The TASE (Tel Aviv Stock Exchange) actually hit record highs above 4,300 points on March 6, up 4.8% on the first trading day. Defense, energy, and bank stocks led. The market is pricing a short war, expanded normalization, and reduced Iranian threat. A 100% rally since October 7, 2023. Elbit Systems hit an all-time high of $769, proving that defense stocks and national stock markets can move in opposite directions during war. The tech sector, which accounts for the majority of TASE market cap, faces sustained disruption as reservist call-ups pull engineers from companies like Wix, Monday.com, and Check Point.
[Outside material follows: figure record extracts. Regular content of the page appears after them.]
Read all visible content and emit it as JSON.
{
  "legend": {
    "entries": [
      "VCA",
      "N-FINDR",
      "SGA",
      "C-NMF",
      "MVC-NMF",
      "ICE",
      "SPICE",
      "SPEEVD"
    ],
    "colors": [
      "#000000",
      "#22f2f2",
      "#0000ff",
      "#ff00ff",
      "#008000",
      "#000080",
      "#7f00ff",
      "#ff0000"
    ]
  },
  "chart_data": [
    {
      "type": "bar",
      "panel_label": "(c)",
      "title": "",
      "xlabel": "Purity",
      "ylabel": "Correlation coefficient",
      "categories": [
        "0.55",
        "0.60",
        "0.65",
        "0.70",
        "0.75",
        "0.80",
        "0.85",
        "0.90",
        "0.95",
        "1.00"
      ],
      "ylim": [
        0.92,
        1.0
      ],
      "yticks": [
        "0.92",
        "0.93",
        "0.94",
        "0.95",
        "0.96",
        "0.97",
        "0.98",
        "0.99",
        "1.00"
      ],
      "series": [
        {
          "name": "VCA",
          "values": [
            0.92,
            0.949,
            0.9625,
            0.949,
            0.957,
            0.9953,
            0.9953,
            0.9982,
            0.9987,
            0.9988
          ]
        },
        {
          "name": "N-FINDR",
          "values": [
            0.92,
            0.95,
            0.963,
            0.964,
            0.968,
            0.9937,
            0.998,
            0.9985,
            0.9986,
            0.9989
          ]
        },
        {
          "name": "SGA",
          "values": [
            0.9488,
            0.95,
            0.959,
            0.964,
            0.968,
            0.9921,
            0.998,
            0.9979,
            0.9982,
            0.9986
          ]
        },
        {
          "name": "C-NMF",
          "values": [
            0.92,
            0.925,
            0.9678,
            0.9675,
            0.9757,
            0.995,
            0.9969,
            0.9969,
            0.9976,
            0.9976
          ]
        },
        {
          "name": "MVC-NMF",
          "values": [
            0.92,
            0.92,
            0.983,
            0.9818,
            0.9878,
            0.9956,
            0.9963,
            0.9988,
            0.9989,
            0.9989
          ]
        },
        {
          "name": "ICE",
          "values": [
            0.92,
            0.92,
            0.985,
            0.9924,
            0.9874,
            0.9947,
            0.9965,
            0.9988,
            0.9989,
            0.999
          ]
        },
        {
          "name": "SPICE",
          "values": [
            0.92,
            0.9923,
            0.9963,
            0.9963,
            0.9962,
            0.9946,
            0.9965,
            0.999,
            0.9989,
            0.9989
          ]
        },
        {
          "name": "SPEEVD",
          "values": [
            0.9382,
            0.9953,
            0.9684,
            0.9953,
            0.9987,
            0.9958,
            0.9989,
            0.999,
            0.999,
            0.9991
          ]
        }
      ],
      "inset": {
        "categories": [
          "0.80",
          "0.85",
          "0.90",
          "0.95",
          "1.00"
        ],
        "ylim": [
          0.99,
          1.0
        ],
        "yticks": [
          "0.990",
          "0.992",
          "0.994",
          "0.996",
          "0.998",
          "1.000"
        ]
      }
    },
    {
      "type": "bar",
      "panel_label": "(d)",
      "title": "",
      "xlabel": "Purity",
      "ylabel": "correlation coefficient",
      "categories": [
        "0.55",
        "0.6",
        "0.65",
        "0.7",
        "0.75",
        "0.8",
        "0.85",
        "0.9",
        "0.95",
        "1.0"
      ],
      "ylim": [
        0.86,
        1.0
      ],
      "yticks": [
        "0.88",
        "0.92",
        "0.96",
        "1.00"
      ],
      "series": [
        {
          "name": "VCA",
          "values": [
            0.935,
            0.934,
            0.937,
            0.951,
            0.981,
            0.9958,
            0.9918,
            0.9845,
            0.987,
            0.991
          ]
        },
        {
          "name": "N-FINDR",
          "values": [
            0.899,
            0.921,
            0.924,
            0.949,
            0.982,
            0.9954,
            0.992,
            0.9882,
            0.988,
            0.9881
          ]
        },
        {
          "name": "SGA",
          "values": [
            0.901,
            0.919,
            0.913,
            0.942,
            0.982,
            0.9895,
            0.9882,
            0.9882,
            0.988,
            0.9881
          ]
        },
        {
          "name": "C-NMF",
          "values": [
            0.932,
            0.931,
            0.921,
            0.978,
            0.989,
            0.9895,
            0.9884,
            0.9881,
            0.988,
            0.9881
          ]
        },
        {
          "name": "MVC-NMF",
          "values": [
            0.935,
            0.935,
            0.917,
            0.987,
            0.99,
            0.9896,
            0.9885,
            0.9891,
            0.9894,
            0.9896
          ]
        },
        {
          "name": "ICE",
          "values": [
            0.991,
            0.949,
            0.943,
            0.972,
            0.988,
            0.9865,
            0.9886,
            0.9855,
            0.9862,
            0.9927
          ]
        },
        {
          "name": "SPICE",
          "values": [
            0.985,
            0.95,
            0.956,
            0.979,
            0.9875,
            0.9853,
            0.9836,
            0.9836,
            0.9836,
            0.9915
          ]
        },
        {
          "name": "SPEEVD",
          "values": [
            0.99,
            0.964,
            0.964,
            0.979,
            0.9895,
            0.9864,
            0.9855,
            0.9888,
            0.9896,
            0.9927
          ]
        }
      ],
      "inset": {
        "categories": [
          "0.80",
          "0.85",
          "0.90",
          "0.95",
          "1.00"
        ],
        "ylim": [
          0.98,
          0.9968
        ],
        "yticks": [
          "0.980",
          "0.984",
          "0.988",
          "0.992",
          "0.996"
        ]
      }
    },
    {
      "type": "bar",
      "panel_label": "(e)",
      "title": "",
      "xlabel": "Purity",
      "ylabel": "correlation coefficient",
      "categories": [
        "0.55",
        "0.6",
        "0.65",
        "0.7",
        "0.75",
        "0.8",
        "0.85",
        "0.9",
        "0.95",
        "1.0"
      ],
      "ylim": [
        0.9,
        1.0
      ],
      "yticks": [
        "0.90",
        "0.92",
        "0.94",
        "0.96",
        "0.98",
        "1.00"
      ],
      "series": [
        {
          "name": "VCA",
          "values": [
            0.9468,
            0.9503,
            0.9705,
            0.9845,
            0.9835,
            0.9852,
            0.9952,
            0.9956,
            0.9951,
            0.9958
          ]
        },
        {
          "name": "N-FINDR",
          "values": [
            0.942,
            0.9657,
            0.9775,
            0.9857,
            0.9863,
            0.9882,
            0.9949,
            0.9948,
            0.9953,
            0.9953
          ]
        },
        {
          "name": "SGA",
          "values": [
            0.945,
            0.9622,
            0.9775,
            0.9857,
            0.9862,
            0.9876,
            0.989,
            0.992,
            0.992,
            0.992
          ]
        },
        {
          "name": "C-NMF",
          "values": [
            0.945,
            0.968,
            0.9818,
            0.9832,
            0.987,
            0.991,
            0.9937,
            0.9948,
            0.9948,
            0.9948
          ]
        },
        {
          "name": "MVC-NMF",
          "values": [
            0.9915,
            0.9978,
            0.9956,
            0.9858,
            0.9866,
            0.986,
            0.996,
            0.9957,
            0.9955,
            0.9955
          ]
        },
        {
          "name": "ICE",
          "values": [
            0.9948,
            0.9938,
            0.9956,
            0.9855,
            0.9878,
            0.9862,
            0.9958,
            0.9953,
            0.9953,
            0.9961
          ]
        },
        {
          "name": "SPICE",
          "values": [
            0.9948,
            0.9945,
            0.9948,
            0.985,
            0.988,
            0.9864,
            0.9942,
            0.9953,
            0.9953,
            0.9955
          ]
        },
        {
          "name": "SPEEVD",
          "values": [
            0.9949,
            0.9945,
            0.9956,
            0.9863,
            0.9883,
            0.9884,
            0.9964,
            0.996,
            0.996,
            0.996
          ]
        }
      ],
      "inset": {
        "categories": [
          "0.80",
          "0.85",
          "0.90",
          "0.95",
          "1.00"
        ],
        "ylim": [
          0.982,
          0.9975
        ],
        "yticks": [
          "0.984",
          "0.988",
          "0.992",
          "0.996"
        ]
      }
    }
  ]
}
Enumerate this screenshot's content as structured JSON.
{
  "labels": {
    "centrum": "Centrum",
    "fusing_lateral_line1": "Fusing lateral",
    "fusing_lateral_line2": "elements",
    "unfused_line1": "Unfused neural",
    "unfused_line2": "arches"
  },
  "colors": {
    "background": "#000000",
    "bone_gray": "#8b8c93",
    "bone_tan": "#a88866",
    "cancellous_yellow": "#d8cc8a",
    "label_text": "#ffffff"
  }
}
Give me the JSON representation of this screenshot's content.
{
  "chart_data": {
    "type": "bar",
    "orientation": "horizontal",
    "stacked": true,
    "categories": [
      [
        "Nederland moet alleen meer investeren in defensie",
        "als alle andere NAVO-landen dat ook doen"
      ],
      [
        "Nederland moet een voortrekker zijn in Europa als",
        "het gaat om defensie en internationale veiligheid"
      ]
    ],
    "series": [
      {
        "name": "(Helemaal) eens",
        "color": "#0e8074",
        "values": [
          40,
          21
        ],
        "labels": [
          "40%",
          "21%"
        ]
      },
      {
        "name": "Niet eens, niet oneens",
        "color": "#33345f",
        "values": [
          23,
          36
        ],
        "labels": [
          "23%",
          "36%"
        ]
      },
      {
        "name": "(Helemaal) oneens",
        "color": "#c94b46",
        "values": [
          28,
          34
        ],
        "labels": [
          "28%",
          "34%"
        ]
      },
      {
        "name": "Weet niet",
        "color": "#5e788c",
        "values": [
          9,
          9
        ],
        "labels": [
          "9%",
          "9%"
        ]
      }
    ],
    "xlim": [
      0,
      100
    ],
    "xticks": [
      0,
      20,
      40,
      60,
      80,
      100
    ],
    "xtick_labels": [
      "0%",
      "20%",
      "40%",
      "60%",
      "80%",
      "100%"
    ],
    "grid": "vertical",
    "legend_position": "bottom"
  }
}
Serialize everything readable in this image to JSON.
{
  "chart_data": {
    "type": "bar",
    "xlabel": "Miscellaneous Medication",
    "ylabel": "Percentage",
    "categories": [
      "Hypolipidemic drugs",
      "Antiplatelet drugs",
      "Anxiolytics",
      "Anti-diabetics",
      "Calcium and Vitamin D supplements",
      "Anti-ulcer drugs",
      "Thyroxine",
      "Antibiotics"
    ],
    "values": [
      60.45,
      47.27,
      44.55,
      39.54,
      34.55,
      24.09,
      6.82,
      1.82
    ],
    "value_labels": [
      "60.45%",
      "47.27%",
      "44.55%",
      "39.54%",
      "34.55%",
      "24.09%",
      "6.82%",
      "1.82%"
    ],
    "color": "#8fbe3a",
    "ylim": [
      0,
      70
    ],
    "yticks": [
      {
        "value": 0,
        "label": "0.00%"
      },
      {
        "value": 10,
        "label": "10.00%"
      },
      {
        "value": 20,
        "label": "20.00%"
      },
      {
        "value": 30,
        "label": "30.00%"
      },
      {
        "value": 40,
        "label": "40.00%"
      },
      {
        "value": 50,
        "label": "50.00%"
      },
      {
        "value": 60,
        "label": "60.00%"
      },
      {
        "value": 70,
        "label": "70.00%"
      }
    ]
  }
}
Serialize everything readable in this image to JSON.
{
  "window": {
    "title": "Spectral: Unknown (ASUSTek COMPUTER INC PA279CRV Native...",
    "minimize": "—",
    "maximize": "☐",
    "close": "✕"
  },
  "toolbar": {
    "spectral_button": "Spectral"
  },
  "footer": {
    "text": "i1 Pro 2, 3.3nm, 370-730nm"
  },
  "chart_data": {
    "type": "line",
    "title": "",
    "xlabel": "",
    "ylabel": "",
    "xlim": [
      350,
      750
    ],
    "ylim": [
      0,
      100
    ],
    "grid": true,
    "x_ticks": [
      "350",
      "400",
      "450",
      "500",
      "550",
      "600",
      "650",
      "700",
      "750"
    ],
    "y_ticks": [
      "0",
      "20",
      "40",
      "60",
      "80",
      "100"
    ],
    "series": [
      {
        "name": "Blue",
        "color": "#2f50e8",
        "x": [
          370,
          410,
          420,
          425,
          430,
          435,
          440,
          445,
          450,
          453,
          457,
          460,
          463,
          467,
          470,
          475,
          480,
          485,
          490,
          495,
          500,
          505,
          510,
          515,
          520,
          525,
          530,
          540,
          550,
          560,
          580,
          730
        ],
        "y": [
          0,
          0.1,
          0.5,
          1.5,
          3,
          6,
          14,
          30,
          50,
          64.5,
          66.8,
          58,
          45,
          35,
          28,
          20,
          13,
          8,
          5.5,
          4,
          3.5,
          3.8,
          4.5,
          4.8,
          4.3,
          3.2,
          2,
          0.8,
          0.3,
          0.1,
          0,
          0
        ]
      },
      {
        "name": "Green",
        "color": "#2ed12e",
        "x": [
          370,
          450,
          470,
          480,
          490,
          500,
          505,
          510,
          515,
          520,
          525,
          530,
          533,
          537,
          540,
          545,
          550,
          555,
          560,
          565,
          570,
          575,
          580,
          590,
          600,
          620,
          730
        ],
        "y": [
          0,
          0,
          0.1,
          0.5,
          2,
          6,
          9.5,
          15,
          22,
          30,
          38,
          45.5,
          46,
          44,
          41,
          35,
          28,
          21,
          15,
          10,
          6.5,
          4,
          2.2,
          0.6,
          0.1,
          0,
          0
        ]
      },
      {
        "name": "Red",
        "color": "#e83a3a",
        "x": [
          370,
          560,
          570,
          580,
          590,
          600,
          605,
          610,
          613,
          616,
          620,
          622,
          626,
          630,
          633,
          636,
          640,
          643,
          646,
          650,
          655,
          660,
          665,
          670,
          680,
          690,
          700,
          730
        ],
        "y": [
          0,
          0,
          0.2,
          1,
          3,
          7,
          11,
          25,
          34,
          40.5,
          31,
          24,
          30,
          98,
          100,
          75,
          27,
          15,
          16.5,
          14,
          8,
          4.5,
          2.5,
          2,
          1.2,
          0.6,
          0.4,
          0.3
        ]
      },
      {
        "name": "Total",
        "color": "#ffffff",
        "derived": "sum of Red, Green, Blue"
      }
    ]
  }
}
Tourism revenue (approximately $8 billion annually) has collapsed. International flights are reduced. The "Startup Nation" brand that attracted $15 billion in annual foreign investment is competing with the "perpetual war" narrative that repels it.
What about the coalition?
Netanyahu's coalition is unanimous on the Iran campaign. This is the one issue where Likud, Shas, United Torah Judaism, Religious Zionism, and Otzma Yehudit agree. The disagreements are on everything else.
Smotrich (Finance Minister, Religious Zionism) called for annexation of southern Lebanon up to the Litani River. Ben Gvir (National Security Minister, Otzma Yehudit) demanded the war expand to include Hezbollah elimination and Gaza reoccupation. Shas threatened to bring down the coalition over budget allocations for ultra-Orthodox communities. These are pre-existing fractures that the Iran war temporarily papered over but didn't resolve.
The hostage resolution changed the political dynamic. The remaining Gaza hostages were released as part of a deal linked to the broader regional negotiations (details remain classified). Their return removed the single most potent domestic pressure point against Netanyahu. Without the hostage families' daily protests, the opposition lost its most sympathetic constituency.
The emigration wave is the longer-term indicator. El Al reports record one-way ticket purchases to Berlin, New York, and Lisbon. The "yerida" (emigration) that Israeli society treats as taboo is becoming normalized among tech workers, academics, and secular professionals. The people leaving are disproportionately the tax base that funds the military that fights the wars that cause them to leave.
FAQ
Is 100,000 no-shows historically unusual?
The 2006 Lebanon War saw significant reservist dissatisfaction but no comparable no-show numbers. The 2023 judicial crisis produced 10,000+ signed refusal letters. 100,000 is unprecedented in Israeli military history and reflects the cumulative effect of judicial overhaul, Gaza operations, and now the Iran war. The IDF is a reservist-dependent force. Sustained no-show rates above 10% fundamentally change force planning.
Could Netanyahu fall over this?
Not while the war continues. Israeli politics doesn't change leaders mid-war (the 1973 precedent: Golda Meir survived the Yom Kippur War, then resigned afterward). Netanyahu's risk is post-war accountability. The 100,000 no-shows, the Mossad leaks, and the economic damage create the foundation for a post-war political crisis similar to the Agranat Commission after 1973.
Are the Mossad leaks a national security risk?
The leaks did not expose operational methods or sources. They exposed analytical assessments, policy disagreements, and strategic judgments. The damage is political, not operational. But the precedent is dangerous: if intelligence officers can leak when they disagree with policy, the distinction between democratic accountability and institutional insubordination collapses.